Nigeria’s Minister of State for Petroleum (Gas) says the Decade of Gas Initiative has recorded only partial progress due to infrastructure, supply, and funding challenges, and outlines fresh targets to accelerate delivery.

Minister Admits Slow Progress, Sets New Targets for Decade of Gas

By Naija Enquirer Staff

Nigeria’s flagship Decade of Gas Initiative, launched in 2021 to transform the country into a gas-powered economy, has achieved only partial progress and now requires urgent acceleration, according to the Minister of State for Petroleum Resources (Gas), Rt. Hon. Ekperikpe Ekpo.

Speaking at the 14th Practical Nigerian Content (PNC) Forum in Yenagoa, the minister noted that while gains have been recorded in LPG penetration, CNG deployment, and flare-gas commercialisation, the pace remains far below national expectations.

“We have made progress, but not enough,” he admitted. “The pace has been slower than expected, and we must move with far greater urgency.”

Ekpo listed infrastructure delays, inconsistent gas supply, funding constraints, and slow policy execution as key factors hindering the initiative’s full impact.

“Critical pipelines are behind schedule. Feedstock shortages still hamper power and industries,” he stated. “These challenges have limited the full realisation of the Decade of Gas vision.”

Fresh Drive to Accelerate Delivery

The minister outlined a renewed push anchored on tighter regulatory collaboration and improved investment incentives.

“We are strengthening inter-agency alignment to remove approval bottlenecks,” he said. “The PIA provides fiscal tools to unlock more capital into midstream and domestic gas programmes.”

He acknowledged measurable progress in domestic LPG use, clean-cooking adoption, and flare-gas utilisation, describing them as “solid foundations that now need rapid scaling.”

“Our goal remains clear: affordable gas for power, households, industries, and transport,” Ekpo said. “We are not abandoning the Decade of Gas; we are intensifying it.”

Priority Projects

The minister listed several critical infrastructure projects that will determine the success of the initiative, including OB3, AKK, NLNG Train 7, Brass Fertiliser, and multiple gas-based industrial hubs.
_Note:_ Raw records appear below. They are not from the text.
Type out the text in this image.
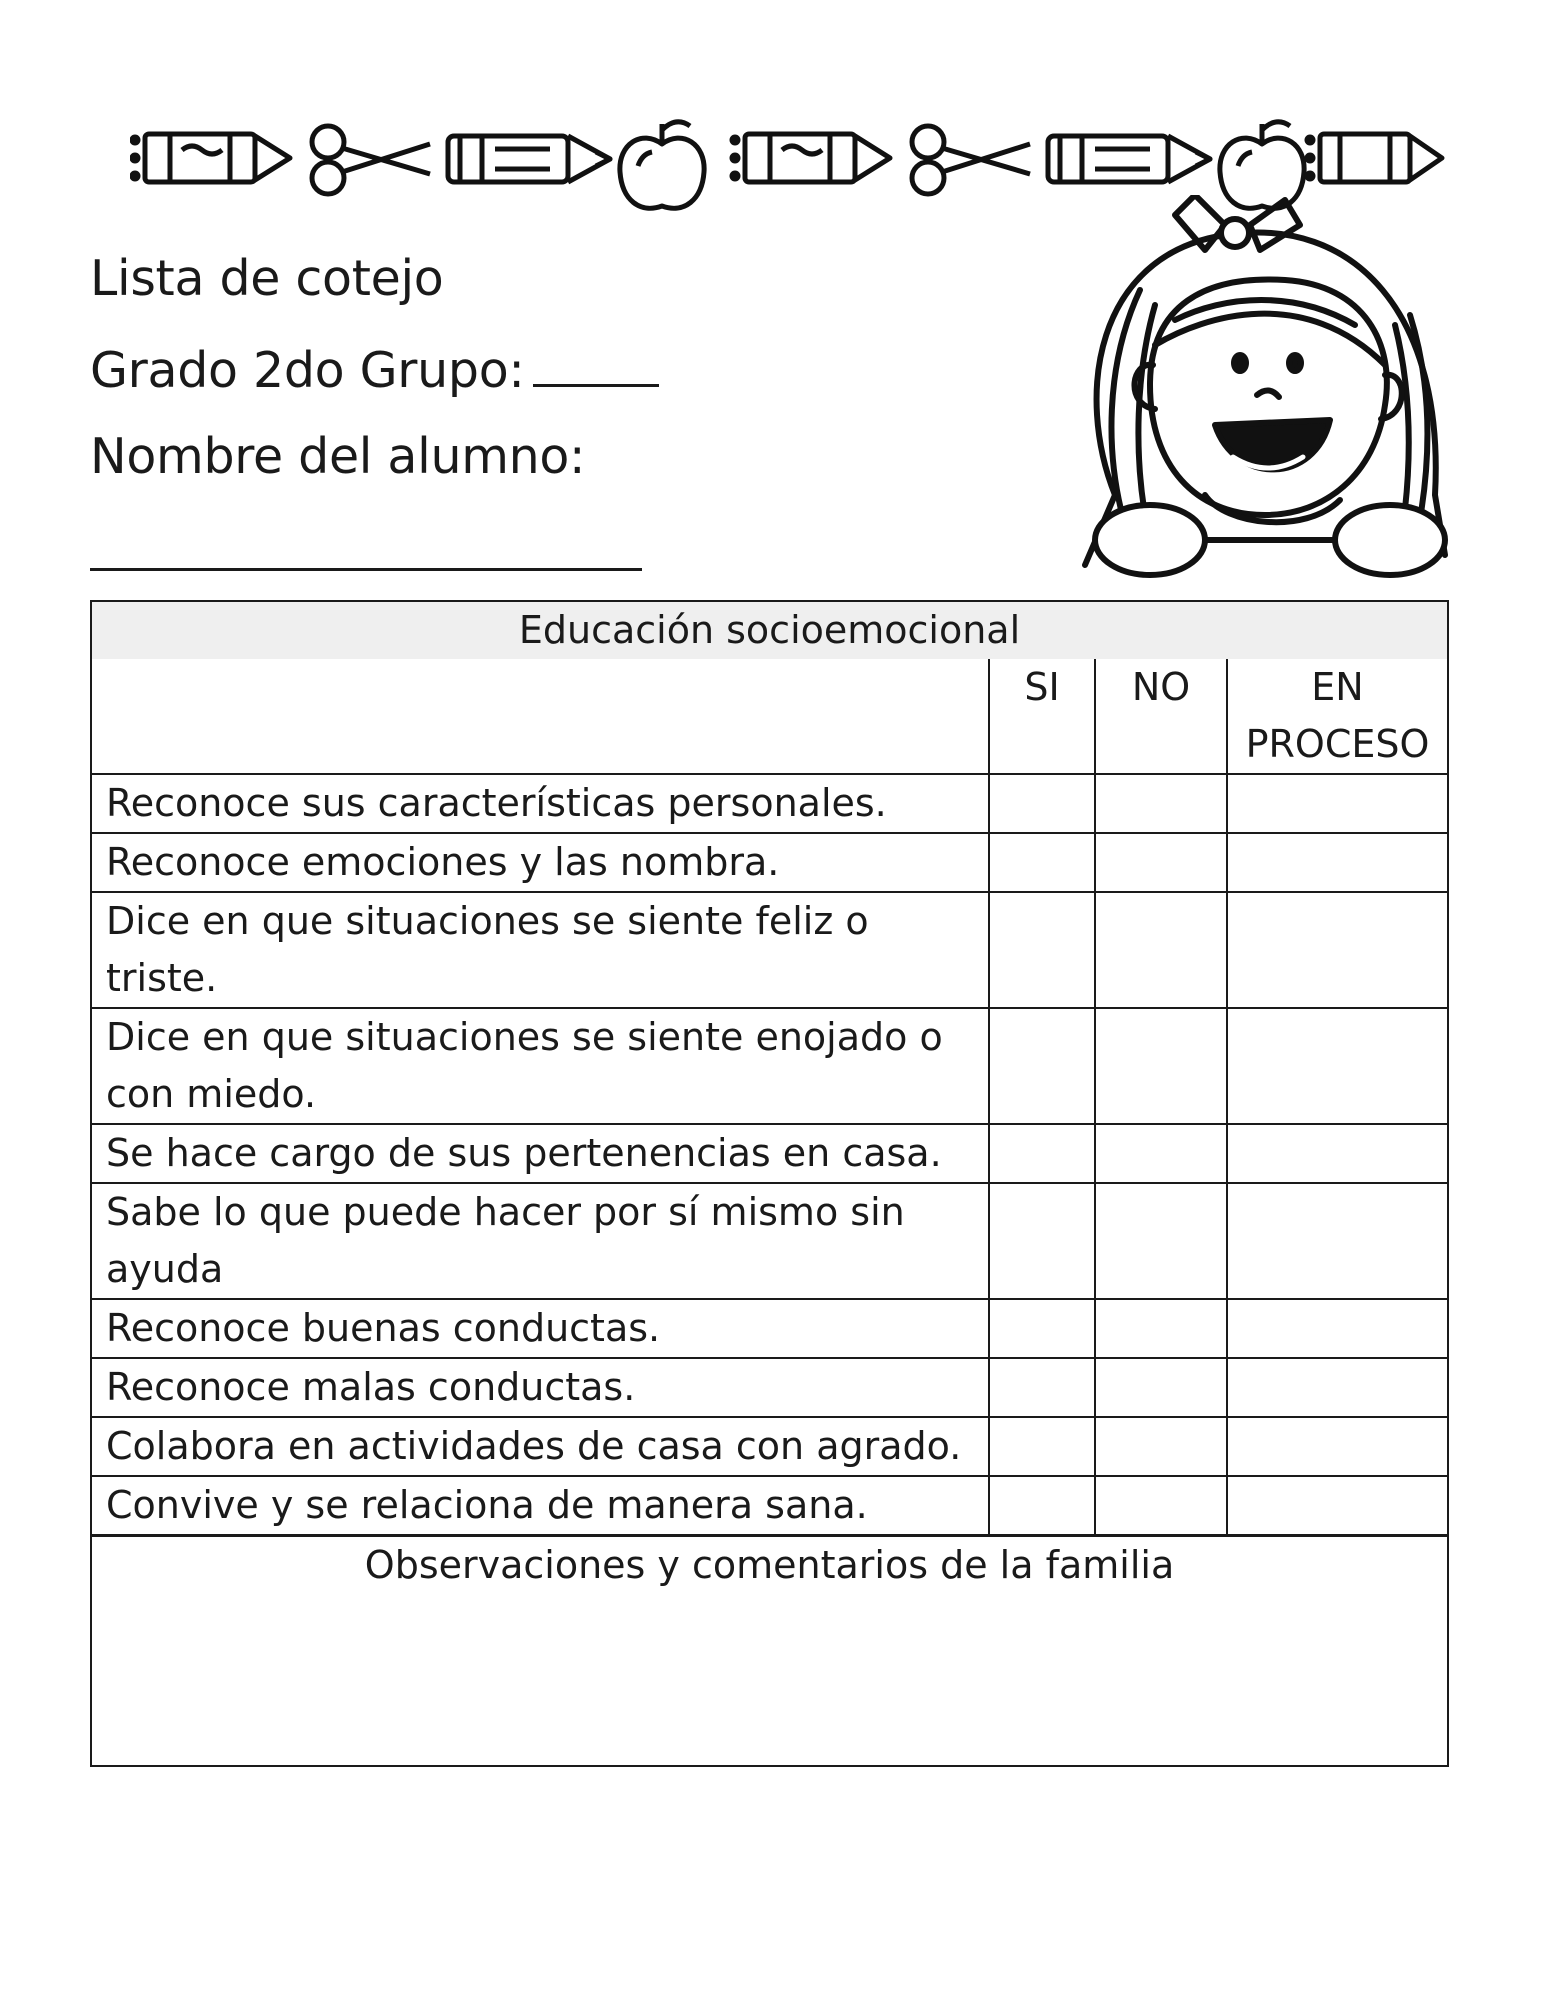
Lista de cotejo
Grado 2do Grupo:
Nombre del alumno:
Educación socioemocional			
	SI	NO	EN PROCESO
Reconoce sus características personales.			
Reconoce emociones y las nombra.			
Dice en que situaciones se siente feliz o triste.			
Dice en que situaciones se siente enojado o con miedo.			
Se hace cargo de sus pertenencias en casa.			
Sabe lo que puede hacer por sí mismo sin ayuda			
Reconoce buenas conductas.			
Reconoce malas conductas.			
Colabora en actividades de casa con agrado.			
Convive y se relaciona de manera sana.			
Observaciones y comentarios de la familia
“These projects will determine whether the Decade of Gas becomes a transformative legacy or a missed opportunity,” he warned.

Call for Stakeholder Collaboration

Ekpo urged industry players, financial institutions, and host communities to recommit to the national gas agenda.

“We need every stakeholder on board,” he said. “Nigeria cannot afford to slow down at a time when global markets are shifting and opportunities are emerging.”